A job with a view at Paradise

Most people have a very binary relationship with heights.

Either they’re perfectly happy with them, or they’re not: there’s seldom anything in between.

So it’s just as well that 39-year old Martin Piskorek grew used to heights as a child because his latest workplace sees him – literally – dangling in mid-air from the top of an 80 metre tower crane in the very heart of Birmingham.

For Martin this is not just a job, but a family passion. Martin, whose father spent 35 years managing cranes in his native Poland, spent twelve years training as a sports acrobat in Warsaw before finally following in his father’s footsteps.

Martin Piskorek

 

At Paradise the tower crane operator is one of a series of essential jobs that enables the whole site to tick over. Martin and his BAM colleagues are amongst the very first to arrive on site at 7am every morning and the last to leave every evening.

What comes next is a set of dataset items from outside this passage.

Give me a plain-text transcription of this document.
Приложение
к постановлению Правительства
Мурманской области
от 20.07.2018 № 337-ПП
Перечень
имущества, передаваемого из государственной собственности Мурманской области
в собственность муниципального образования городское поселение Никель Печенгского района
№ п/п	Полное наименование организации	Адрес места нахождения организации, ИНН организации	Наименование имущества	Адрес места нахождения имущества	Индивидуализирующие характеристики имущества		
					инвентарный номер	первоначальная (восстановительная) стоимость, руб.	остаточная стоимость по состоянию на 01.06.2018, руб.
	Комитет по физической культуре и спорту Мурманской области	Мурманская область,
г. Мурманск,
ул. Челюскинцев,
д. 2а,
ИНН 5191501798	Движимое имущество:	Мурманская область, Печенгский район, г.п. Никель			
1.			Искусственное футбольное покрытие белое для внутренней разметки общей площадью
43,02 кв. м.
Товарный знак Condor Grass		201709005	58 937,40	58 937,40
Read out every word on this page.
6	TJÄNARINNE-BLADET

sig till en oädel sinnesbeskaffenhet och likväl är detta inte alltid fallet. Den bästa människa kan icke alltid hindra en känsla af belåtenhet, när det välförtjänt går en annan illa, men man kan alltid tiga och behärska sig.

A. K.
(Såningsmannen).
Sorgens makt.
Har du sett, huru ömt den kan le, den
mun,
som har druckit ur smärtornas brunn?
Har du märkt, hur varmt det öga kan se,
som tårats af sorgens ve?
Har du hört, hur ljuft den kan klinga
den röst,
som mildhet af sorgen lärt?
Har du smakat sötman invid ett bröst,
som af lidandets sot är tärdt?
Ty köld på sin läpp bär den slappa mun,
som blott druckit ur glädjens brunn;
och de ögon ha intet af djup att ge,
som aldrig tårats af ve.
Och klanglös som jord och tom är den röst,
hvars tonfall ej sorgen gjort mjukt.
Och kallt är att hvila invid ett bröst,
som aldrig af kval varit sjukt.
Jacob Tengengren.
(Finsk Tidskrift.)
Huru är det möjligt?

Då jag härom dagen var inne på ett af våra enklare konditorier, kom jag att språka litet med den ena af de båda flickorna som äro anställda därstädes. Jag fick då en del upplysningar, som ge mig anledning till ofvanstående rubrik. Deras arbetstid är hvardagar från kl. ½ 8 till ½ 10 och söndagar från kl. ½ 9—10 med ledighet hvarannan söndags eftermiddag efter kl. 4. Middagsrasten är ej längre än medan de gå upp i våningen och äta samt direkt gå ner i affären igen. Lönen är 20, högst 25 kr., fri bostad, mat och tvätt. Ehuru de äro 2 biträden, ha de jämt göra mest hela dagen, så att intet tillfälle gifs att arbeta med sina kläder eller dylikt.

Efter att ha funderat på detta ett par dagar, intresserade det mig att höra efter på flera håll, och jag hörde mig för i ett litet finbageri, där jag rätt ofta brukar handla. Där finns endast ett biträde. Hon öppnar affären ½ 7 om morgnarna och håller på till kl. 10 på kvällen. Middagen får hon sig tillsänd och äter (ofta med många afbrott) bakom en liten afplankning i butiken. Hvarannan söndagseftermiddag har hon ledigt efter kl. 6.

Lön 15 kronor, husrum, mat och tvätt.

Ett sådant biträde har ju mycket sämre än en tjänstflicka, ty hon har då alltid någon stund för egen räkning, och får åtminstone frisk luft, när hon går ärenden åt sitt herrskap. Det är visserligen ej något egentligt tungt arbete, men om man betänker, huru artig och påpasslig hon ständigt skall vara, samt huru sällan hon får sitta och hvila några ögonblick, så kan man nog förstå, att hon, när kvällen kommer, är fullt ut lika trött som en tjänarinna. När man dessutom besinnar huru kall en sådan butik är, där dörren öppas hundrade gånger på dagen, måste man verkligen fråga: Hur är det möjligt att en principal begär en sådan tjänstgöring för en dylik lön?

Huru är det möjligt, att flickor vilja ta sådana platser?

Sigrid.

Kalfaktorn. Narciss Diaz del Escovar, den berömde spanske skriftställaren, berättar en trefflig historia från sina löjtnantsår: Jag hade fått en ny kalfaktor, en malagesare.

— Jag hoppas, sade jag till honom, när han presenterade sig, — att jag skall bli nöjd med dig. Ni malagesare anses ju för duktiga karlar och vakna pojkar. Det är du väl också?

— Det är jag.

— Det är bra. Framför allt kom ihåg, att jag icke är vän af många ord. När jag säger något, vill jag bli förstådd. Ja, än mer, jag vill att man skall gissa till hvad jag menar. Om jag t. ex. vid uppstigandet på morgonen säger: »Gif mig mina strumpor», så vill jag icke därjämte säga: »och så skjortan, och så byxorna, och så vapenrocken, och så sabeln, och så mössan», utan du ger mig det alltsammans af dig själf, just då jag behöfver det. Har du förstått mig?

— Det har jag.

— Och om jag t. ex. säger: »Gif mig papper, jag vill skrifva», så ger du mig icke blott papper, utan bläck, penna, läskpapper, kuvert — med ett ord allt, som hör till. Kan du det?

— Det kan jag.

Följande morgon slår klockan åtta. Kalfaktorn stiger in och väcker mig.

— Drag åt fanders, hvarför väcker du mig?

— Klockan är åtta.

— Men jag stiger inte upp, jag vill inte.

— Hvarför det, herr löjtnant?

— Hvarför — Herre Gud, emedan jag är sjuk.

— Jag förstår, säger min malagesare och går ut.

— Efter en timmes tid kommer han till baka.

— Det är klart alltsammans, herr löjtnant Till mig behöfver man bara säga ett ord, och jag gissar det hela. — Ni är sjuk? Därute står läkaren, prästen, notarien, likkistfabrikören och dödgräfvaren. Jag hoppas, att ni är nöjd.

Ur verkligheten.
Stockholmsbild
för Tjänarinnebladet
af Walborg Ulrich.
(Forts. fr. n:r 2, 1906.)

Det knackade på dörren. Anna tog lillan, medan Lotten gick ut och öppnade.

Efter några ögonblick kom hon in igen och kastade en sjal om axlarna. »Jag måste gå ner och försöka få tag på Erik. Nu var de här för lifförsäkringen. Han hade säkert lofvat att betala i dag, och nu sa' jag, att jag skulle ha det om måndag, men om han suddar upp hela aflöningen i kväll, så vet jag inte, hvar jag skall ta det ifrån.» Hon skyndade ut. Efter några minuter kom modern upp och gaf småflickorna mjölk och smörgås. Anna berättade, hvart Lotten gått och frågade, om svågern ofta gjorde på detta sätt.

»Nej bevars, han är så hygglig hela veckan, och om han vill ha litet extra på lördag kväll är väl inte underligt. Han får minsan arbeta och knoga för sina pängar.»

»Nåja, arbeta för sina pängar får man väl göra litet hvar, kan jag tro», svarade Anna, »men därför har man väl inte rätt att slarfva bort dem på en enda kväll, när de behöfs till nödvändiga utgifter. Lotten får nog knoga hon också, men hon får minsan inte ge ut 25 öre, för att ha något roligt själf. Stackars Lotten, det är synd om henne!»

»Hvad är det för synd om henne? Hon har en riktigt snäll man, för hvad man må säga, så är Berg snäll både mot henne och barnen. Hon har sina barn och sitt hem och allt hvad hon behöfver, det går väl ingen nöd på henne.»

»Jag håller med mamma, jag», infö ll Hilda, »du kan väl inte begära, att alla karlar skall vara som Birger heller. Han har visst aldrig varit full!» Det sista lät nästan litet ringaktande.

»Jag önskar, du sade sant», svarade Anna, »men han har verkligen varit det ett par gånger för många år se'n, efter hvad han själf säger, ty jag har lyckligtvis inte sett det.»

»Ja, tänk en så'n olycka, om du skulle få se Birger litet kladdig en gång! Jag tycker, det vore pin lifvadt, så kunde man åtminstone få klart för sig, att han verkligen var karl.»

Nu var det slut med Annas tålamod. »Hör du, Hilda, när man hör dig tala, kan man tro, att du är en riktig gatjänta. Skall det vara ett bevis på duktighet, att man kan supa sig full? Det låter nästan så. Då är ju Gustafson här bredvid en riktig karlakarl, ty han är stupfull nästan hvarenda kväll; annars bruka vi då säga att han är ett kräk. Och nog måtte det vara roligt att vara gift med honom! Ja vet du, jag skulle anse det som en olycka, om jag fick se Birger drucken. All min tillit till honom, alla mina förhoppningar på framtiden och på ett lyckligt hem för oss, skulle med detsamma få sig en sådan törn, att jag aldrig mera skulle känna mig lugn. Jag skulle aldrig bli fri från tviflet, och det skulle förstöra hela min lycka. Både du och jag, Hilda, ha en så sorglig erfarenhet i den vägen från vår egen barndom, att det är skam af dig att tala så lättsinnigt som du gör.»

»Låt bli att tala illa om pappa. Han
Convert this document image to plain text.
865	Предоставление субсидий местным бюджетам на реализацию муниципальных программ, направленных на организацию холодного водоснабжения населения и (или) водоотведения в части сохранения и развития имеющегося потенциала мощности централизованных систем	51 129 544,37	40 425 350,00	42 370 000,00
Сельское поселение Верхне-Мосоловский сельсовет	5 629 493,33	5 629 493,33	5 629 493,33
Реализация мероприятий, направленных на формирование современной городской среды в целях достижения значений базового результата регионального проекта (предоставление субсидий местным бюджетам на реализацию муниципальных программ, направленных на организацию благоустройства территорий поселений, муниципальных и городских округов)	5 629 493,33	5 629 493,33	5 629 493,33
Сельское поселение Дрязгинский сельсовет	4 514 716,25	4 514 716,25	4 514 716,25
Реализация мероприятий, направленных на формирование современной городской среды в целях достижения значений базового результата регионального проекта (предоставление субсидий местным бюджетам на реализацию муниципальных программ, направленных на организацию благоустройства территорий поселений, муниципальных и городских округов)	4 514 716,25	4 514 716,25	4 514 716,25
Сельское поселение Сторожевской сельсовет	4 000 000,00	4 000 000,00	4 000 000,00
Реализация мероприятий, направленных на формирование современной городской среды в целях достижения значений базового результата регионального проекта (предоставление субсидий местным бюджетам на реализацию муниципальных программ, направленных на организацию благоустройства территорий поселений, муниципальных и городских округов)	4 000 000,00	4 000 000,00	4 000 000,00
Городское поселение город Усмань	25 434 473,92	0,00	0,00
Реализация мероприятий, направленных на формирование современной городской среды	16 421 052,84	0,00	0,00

Everything they need has to be hauled up a series of twelve six metre high ladders at the start of the day and brought back down again at the end. And it can be a very long day. Drivers rotate between the different cranes to keep themselves fresh during the shift. There’s always one spare driver available.

Tower cranes have enabled modern construction techniques to flourish and support just-in-time delivery of materials. Large buildings – especially tall buildings – could not be built without them. And while the latest building to go up at Paradise, Two Chamberlain Square, is hardly a skyscraper, it is still a solid forty metres high, has 183,000 square feet of space and covers eight floors. Every one of those floors will weigh more than 1,500 tonnes once finished.

All the concrete, steel, glass, pipework, cladding and mechanics going into the building has to be lifted into place by one of the two tower cranes that frame either side of the site like big yellow giants with outstretched arms.

Martin says:

The view from Martin’s cab stretches south to the Lickey and Clent Hills, west to the Black Country, east towards Coventry and north to Walsall and Sutton Coldfield. The whole city is spread out at his feet.

But as well as doing all of the heavy lifting for the construction process, crane drivers like Martin also act as valuable eyes in the sky. His unique perspective makes him expert at keeping a watch on everything going on below.

Martin continues:

“I’m in a privileged position. I can see everything from up here, so if I spot something that’s not quite right, something you can’t see from the ground, I can let someone know.”

Today’s crane cabs bristle with technology, with electronic monitoring systems measuring not just loads, but also the weather and outside conditions.

“I’m constantly in touch with the crane manager,’ says Martin, ‘so even though you are by yourself most of the day, you are never lonely. There simply isn’t time with deliveries and work constantly going on to think about much else other than the job.

“This is a great project. At the moment the BAM team on Two Chamberlain Square is constructing one floor every couple of weeks, so this building is really shooting up. The summer weather has really helped and hopefully the people who walk past the site every day can see how things are changing.”